Et statuant à nouveau,
Dire et juger que le licenciement dont Monsieur [C] a fait l'objet est sans cause réelle et sérieuse
Condamner en outre la société TLD Europe à payer à Monsieur [C] la somme de 29 311,44 euros à titre d'indemnité pour licenciement sans cause réelle et sérieuse (12 mois de salaire).

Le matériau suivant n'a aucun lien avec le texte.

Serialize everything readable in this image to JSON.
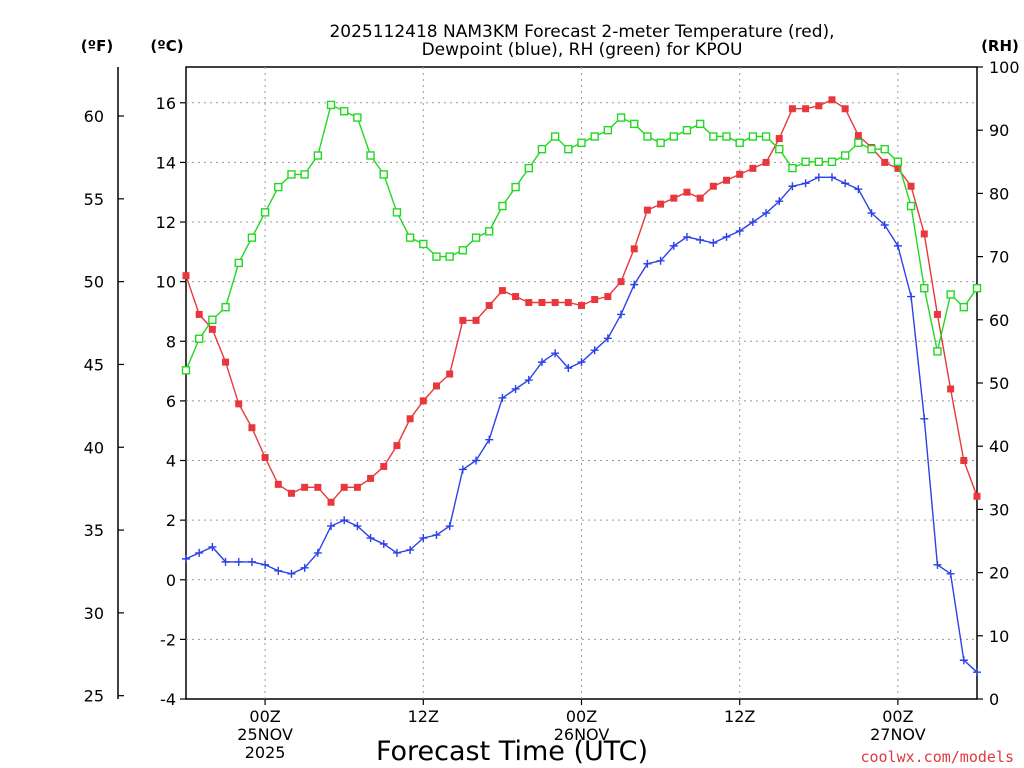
{
  "chart_data": {
    "type": "line",
    "title_line1": "2025112418 NAM3KM Forecast 2-meter Temperature (red),",
    "title_line2": "Dewpoint (blue), RH (green) for KPOU",
    "xlabel": "Forecast Time (UTC)",
    "credit": "coolwx.com/models",
    "units_f": "(ºF)",
    "units_c": "(ºC)",
    "units_rh": "(RH)",
    "x_range_hours": [
      0,
      60
    ],
    "x_ticks": [
      {
        "h": 6,
        "lines": [
          "00Z",
          "25NOV",
          "2025"
        ]
      },
      {
        "h": 18,
        "lines": [
          "12Z"
        ]
      },
      {
        "h": 30,
        "lines": [
          "00Z",
          "26NOV"
        ]
      },
      {
        "h": 42,
        "lines": [
          "12Z"
        ]
      },
      {
        "h": 54,
        "lines": [
          "00Z",
          "27NOV"
        ]
      }
    ],
    "ylim_c": [
      -4,
      17.2
    ],
    "yticks_c": [
      "-4",
      "-2",
      "0",
      "2",
      "4",
      "6",
      "8",
      "10",
      "12",
      "14",
      "16"
    ],
    "yticks_f": [
      "25",
      "30",
      "35",
      "40",
      "45",
      "50",
      "55",
      "60"
    ],
    "ylim_rh": [
      0,
      100
    ],
    "yticks_rh": [
      "0",
      "10",
      "20",
      "30",
      "40",
      "50",
      "60",
      "70",
      "80",
      "90",
      "100"
    ],
    "hours": [
      0,
      1,
      2,
      3,
      4,
      5,
      6,
      7,
      8,
      9,
      10,
      11,
      12,
      13,
      14,
      15,
      16,
      17,
      18,
      19,
      20,
      21,
      22,
      23,
      24,
      25,
      26,
      27,
      28,
      29,
      30,
      31,
      32,
      33,
      34,
      35,
      36,
      37,
      38,
      39,
      40,
      41,
      42,
      43,
      44,
      45,
      46,
      47,
      48,
      49,
      50,
      51,
      52,
      53,
      54,
      55,
      56,
      57,
      58,
      59,
      60
    ],
    "series": [
      {
        "name": "Temperature (C)",
        "color": "#e8383d",
        "marker": "filled-square",
        "axis": "c",
        "values": [
          10.2,
          8.9,
          8.4,
          7.3,
          5.9,
          5.1,
          4.1,
          3.2,
          2.9,
          3.1,
          3.1,
          2.6,
          3.1,
          3.1,
          3.4,
          3.8,
          4.5,
          5.4,
          6.0,
          6.5,
          6.9,
          8.7,
          8.7,
          9.2,
          9.7,
          9.5,
          9.3,
          9.3,
          9.3,
          9.3,
          9.2,
          9.4,
          9.5,
          10.0,
          11.1,
          12.4,
          12.6,
          12.8,
          13.0,
          12.8,
          13.2,
          13.4,
          13.6,
          13.8,
          14.0,
          14.8,
          15.8,
          15.8,
          15.9,
          16.1,
          15.8,
          14.9,
          14.5,
          14.0,
          13.8,
          13.2,
          11.6,
          8.9,
          6.4,
          4.0,
          2.8
        ]
      },
      {
        "name": "Dewpoint (C)",
        "color": "#2b42e8",
        "marker": "plus",
        "axis": "c",
        "values": [
          0.7,
          0.9,
          1.1,
          0.6,
          0.6,
          0.6,
          0.5,
          0.3,
          0.2,
          0.4,
          0.9,
          1.8,
          2.0,
          1.8,
          1.4,
          1.2,
          0.9,
          1.0,
          1.4,
          1.5,
          1.8,
          3.7,
          4.0,
          4.7,
          6.1,
          6.4,
          6.7,
          7.3,
          7.6,
          7.1,
          7.3,
          7.7,
          8.1,
          8.9,
          9.9,
          10.6,
          10.7,
          11.2,
          11.5,
          11.4,
          11.3,
          11.5,
          11.7,
          12.0,
          12.3,
          12.7,
          13.2,
          13.3,
          13.5,
          13.5,
          13.3,
          13.1,
          12.3,
          11.9,
          11.2,
          9.5,
          5.4,
          0.5,
          0.2,
          -2.7,
          -3.1
        ]
      },
      {
        "name": "RH (%)",
        "color": "#22d822",
        "marker": "open-square",
        "axis": "rh",
        "values": [
          52,
          57,
          60,
          62,
          69,
          73,
          77,
          81,
          83,
          83,
          86,
          94,
          93,
          92,
          86,
          83,
          77,
          73,
          72,
          70,
          70,
          71,
          73,
          74,
          78,
          81,
          84,
          87,
          89,
          87,
          88,
          89,
          90,
          92,
          91,
          89,
          88,
          89,
          90,
          91,
          89,
          89,
          88,
          89,
          89,
          87,
          84,
          85,
          85,
          85,
          86,
          88,
          87,
          87,
          85,
          78,
          65,
          55,
          64,
          62,
          65
        ]
      }
    ]
  }
}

Condamner la société TLD Europe à payer à Monsieur [C] la somme de 6000 euros à titre d'indemnité pour licenciement vexatoire.
Condamner la société TLD Europe à payer à Monsieur [C] la somme de 2 442,62 euros à titre d'indemnité pour non-respect de la procédure de licenciement.
Ordonner, sous astreinte définitive de 150 euros par jour de retard, la communication du bulletin de salaire, de l'attestation Pôle emploi et du certificat de travail modifiés, en y incluant notamment la période de préavis, à compter de la décision à intervenir.
Y ajoutant,
Condamner la société TLD Europe à payer à Monsieur [C] la somme de 2500 euros sur le fondement de l'article 700 du code de procédure civile.
Condamner la société TLD Europe aux entiers dépens étant précisé que Monsieur [C] est bénéficiaire de l'aide juridictionnelle totale sous le n° C-45234-2023-002361.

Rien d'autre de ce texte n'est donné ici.